Multi-query expansion

多查询扩展

The idea: one query is one shot at the index. Generate several phrasings of the same intent, search with each, then merge the results. More phrasings means more lexical and semantic surface area, which means a higher chance one of them lands near the right chunk. You ask the LLM for a handful of variants, run each as its own search, and fuse the rankings with reciprocal rank fusion. RRF rewards documents that several variants agree on, so a chunk that shows up in three of four searches floats to the top even if no single search ranked it first. 核心思想：一个查询是对索引的一次尝试。生成同一意图的几种不同表述，分别进行搜索，然后合并结果。更多的表述意味着更大的词汇和语义覆盖面，这意味着其中一个查询落入正确片段附近的几率更高。你让 LLM 生成几个变体，将每个变体作为独立的搜索运行，并使用倒数排名融合（RRF）来合并排名。RRF 会奖励多个变体都认可的文档，因此即使没有任何单一搜索将其排在第一位，一个在四次搜索中出现了三次的片段也会浮动到顶部。
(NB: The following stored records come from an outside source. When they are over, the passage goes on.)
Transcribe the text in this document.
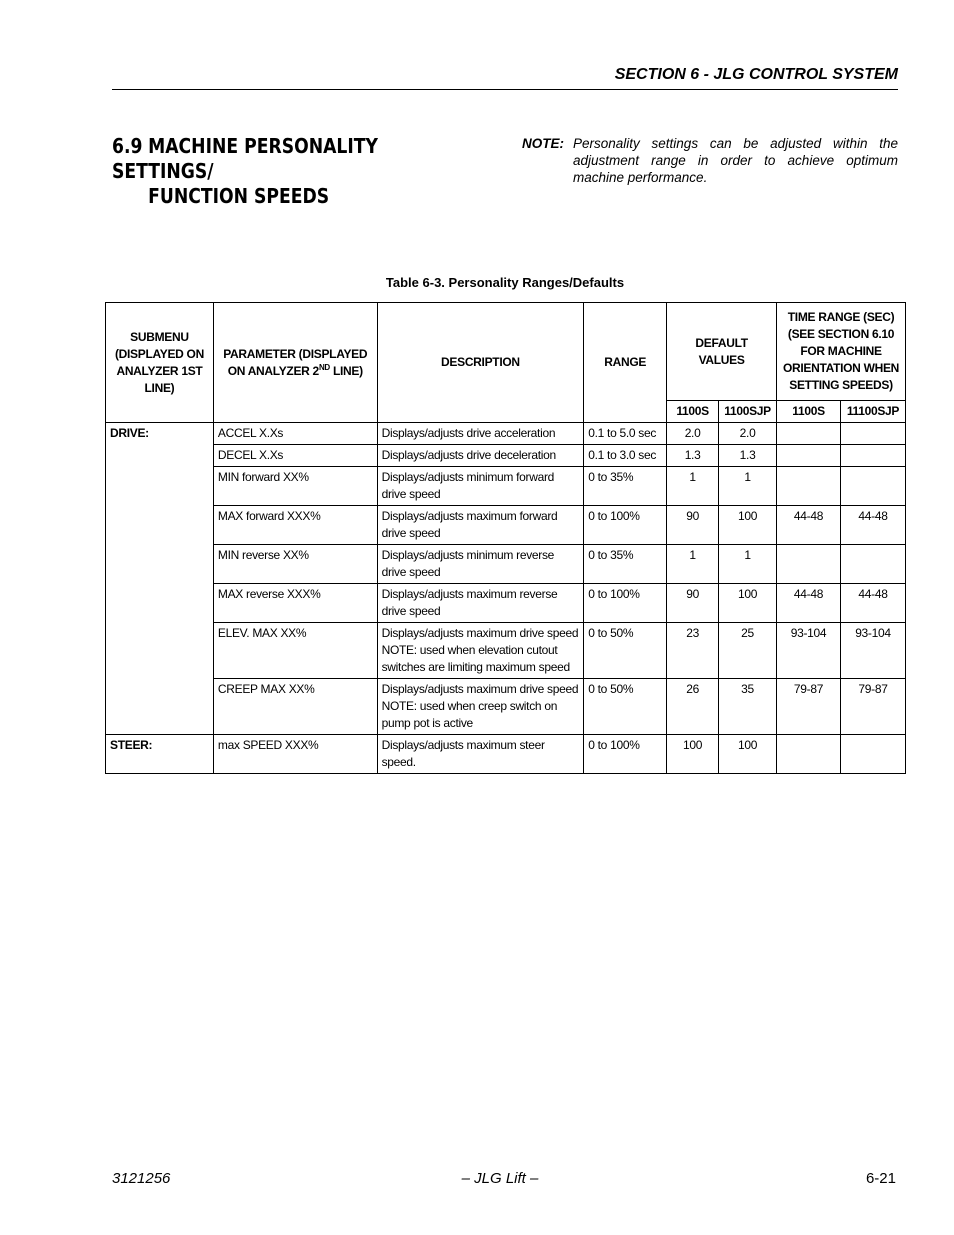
SECTION 6 - JLG CONTROL SYSTEM
6.9 MACHINE PERSONALITY SETTINGS/
FUNCTION SPEEDS
NOTE: Personality settings can be adjusted within the adjustment range in order to achieve optimum machine performance.
Table 6-3. Personality Ranges/Defaults
SUBMENU (DISPLAYED ON ANALYZER 1ST LINE)	PARAMETER (DISPLAYED ON ANALYZER 2ND LINE)	DESCRIPTION	RANGE	DEFAULT VALUES		TIME RANGE (SEC) (SEE SECTION 6.10 FOR MACHINE ORIENTATION WHEN SETTING SPEEDS)	
				1100S	1100SJP	1100S	11100SJP
DRIVE:	ACCEL X.Xs	Displays/adjusts drive acceleration	0.1 to 5.0 sec	2.0	2.0		
	DECEL X.Xs	Displays/adjusts drive deceleration	0.1 to 3.0 sec	1.3	1.3		
	MIN forward XX%	Displays/adjusts minimum forward drive speed	0 to 35%	1	1		
	MAX forward XXX%	Displays/adjusts maximum forward drive speed	0 to 100%	90	100	44-48	44-48
	MIN reverse XX%	Displays/adjusts minimum reverse drive speed	0 to 35%	1	1		
	MAX reverse XXX%	Displays/adjusts maximum reverse drive speed	0 to 100%	90	100	44-48	44-48
	ELEV. MAX XX%	Displays/adjusts maximum drive speed NOTE: used when elevation cutout switches are limiting maximum speed	0 to 50%	23	25	93-104	93-104
	CREEP MAX XX%	Displays/adjusts maximum drive speed NOTE: used when creep switch on pump pot is active	0 to 50%	26	35	79-87	79-87
STEER:	max SPEED XXX%	Displays/adjusts maximum steer speed.	0 to 100%	100	100		
3121256	– JLG Lift –	6-21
(Code omitted for brevity) (代码略)

Two details decide whether this helps or just burns tokens. Always keep the original query in the set; the LLM sometimes drifts and the original is your anchor. And use RRF, not a union-and-dedupe. A plain union throws away rank order, which is the only signal that tells you which agreed-upon document to trust. Multi-query earns its keep on vague and concept-style queries, the ones where the user’s intent is fuzzy and a few rephrasings explore it. The variants run in parallel, so the latency cost is one LLM call plus the slowest of N searches, not N searches end to end. 有两个细节决定了这是否真的有帮助，还是仅仅在浪费 Token。务必保留原始查询；LLM 有时会偏离主题，而原始查询是你的锚点。此外，使用 RRF，而不是简单的并集去重。简单的并集会丢弃排名顺序，而排名顺序是告诉你该信任哪个共识文档的唯一信号。多查询在模糊和概念型查询中非常有效，即用户意图不明确、需要通过几种重述来探索的情况。变体是并行运行的，因此延迟成本是一次 LLM 调用加上 N 次搜索中最慢的那一次，而不是 N 次搜索的总和。

Step-back rewriting

后退重写

Step-back goes the other direction. Instead of more variants of the same question, you ask the LLM to back up one level of abstraction and pose the broader question first. The technique comes from a 2023 Google DeepMind paper, Take a Step Back, which found that prompting a model to reason about a general principle before the specific question improved its answers on reasoning benchmarks. The same move helps retrieval. A narrow query like “what is the late-payment penalty for tier 3 enterprise accounts” is so specific that the matching chunk has to contain almost those exact words. The step-back version, “how does billing handle late payments across account tiers”, retrieves the policy section that actually defines the penalty in context. 后退重写则走向另一个方向。与其生成同一问题的多个变体，不如让 LLM 后退一个抽象层级，先提出更广泛的问题。该技术源自 2023 年 Google DeepMind 的论文《Take a Step Back》，研究发现，提示模型在回答具体问题前先推理一般原则，可以提高其在推理基准测试中的表现。同样的策略也有助于检索。像“三级企业账户的逾期付款罚款是多少”这样狭窄的查询过于具体，匹配的片段必须包含几乎完全相同的词汇。而“计费系统如何处理各账户层级的逾期付款”这一后退版本，则能检索到在上下文中定义了罚款的政策章节。

(Code omitted for brevity) (代码略)

Notice the retrieve function searches with both the original. 注意，检索函数同时使用了原始查询进行搜索。